Dans les couloirs labyrinthiques de Bruxelles, une tension familière se fait sentir. Quelques mois seulement après avoir apparemment négocié une trêve fragile, l'Union européenne se retrouve une fois de plus à envisager une guerre commerciale avec les États-Unis, stimulée par la dernière menace tarifaire du président Trump. Les États membres de l'UE débattent activement d'une réponse, avec une option importante sur la table : la relance d'un plan précédemment suspendu visant à imposer des prélèvements de rétorsion sur un montant stupéfiant de 93 milliards d'euros (108 milliards de dollars) de marchandises américaines.
Le spectre des droits de douane plane, jetant une ombre sur les relations transatlantiques qui avaient montré des signes d'amélioration. L'élément déclencheur immédiat de cette nouvelle friction est l'annonce par Trump d'un droit de douane de 10 % sur les marchandises provenant de huit pays européens, qui devrait entrer en vigueur le 1er février, ostensiblement en réponse à leurs actions liées au Groenland. Cette décision a été accueillie avec consternation et un sentiment de déjà-vu parmi les responsables européens.
Les ambassadeurs de l'UE se sont réunis en urgence dimanche soir, un rassemblement marqué par des discussions intenses et une course pour forger une réponse unifiée. Au-delà de la relance du plan de droits de douane de 93 milliards d'euros, une autre option envisagée est le déploiement de "l'instrument anti-coercition" de l'UE, un outil puissant conçu pour dissuader et contrer les pressions économiques exercées par des pays tiers. Le président français Emmanuel Macron a publiquement plaidé pour l'exploration de cette voie, bien que la France elle-même ait précédemment hésité à l'utiliser, craignant une nouvelle escalade de la part de l'administration Trump.
La situation est encore compliquée par le sort d'un pacte commercial précédemment convenu par les deux parties. Les législateurs européens, irrités par la récente annonce de Trump concernant les droits de douane, signalent maintenant une réticence à ratifier l'accord, ce qui pourrait réduire à néant des mois de négociations laborieuses. Cette réticence souligne la frustration croissante au sein de l'UE face à ce que beaucoup perçoivent comme l'approche imprévisible et souvent unilatérale de l'administration Trump en matière de relations commerciales.

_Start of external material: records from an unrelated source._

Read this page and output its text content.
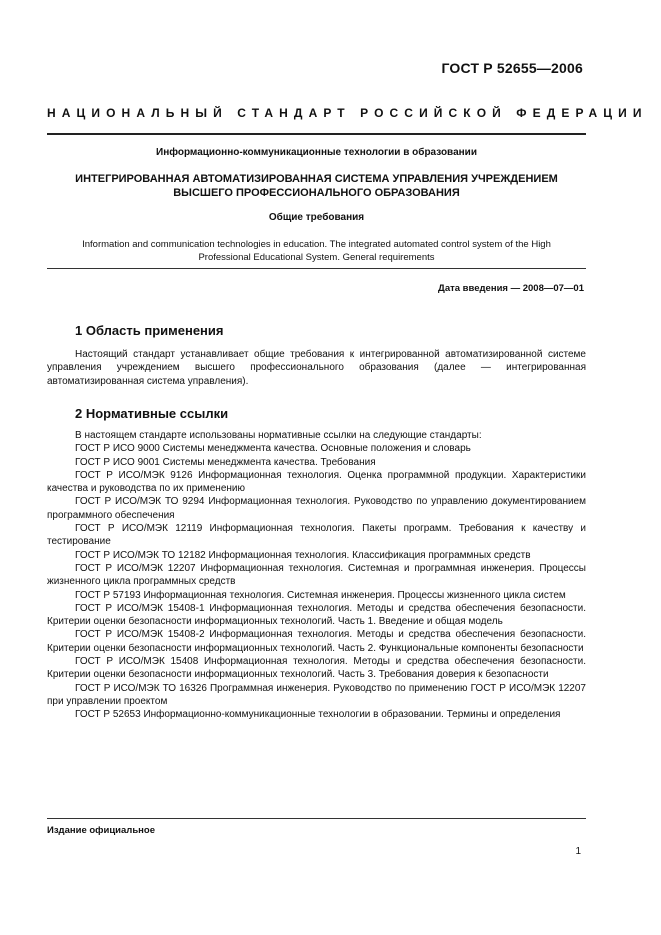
ГОСТ Р 52655—2006
НАЦИОНАЛЬНЫЙ СТАНДАРТ РОССИЙСКОЙ ФЕДЕРАЦИИ
Информационно-коммуникационные технологии в образовании
ИНТЕГРИРОВАННАЯ АВТОМАТИЗИРОВАННАЯ СИСТЕМА УПРАВЛЕНИЯ УЧРЕЖДЕНИЕМ
ВЫСШЕГО ПРОФЕССИОНАЛЬНОГО ОБРАЗОВАНИЯ
Общие требования
Information and communication technologies in education. The integrated automated control system of the High
Professional Educational System. General requirements
Дата введения — 2008—07—01
1 Область применения
Настоящий стандарт устанавливает общие требования к интегрированной автоматизированной системе управления учреждением высшего профессионального образования (далее — интегрированная автоматизированная система управления).
2 Нормативные ссылки

В настоящем стандарте использованы нормативные ссылки на следующие стандарты:

ГОСТ Р ИСО 9000 Системы менеджмента качества. Основные положения и словарь

ГОСТ Р ИСО 9001 Системы менеджмента качества. Требования

ГОСТ Р ИСО/МЭК 9126 Информационная технология. Оценка программной продукции. Характеристики качества и руководства по их применению

ГОСТ Р ИСО/МЭК ТО 9294 Информационная технология. Руководство по управлению документированием программного обеспечения

ГОСТ Р ИСО/МЭК 12119 Информационная технология. Пакеты программ. Требования к качеству и тестирование

ГОСТ Р ИСО/МЭК ТО 12182 Информационная технология. Классификация программных средств

ГОСТ Р ИСО/МЭК 12207 Информационная технология. Системная и программная инженерия. Процессы жизненного цикла программных средств

ГОСТ Р 57193 Информационная технология. Системная инженерия. Процессы жизненного цикла систем

ГОСТ Р ИСО/МЭК 15408-1 Информационная технология. Методы и средства обеспечения безопасности. Критерии оценки безопасности информационных технологий. Часть 1. Введение и общая модель

ГОСТ Р ИСО/МЭК 15408-2 Информационная технология. Методы и средства обеспечения безопасности. Критерии оценки безопасности информационных технологий. Часть 2. Функциональные компоненты безопасности

ГОСТ Р ИСО/МЭК 15408 Информационная технология. Методы и средства обеспечения безопасности. Критерии оценки безопасности информационных технологий. Часть 3. Требования доверия к безопасности

ГОСТ Р ИСО/МЭК ТО 16326 Программная инженерия. Руководство по применению ГОСТ Р ИСО/МЭК 12207 при управлении проектом

ГОСТ Р 52653 Информационно-коммуникационные технологии в образовании. Термины и определения

Издание официальное
1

L'année dernière, l'UE avait initialement approuvé des droits de douane de rétorsion sur 93 milliards d'euros de produits américains en réponse à des actions commerciales antérieures des États-Unis. Toutefois, ces droits de douane ont été suspendus par mesure de bonne volonté après que les deux parties ont conclu un accord commercial provisoire. Aujourd'hui, avec la perspective de nouveaux droits de douane américains, l'UE se demande s'il faut abandonner sa position conciliante et riposter de la même manière.
"Nous évaluons toutes les options disponibles", a déclaré un diplomate de l'UE, s'exprimant sous couvert d'anonymat en raison de la sensibilité des discussions en cours. "Notre préférence va toujours au dialogue et à la négociation, mais nous ne pouvons pas nous permettre d'être soumis à des mesures commerciales injustes et injustifiées."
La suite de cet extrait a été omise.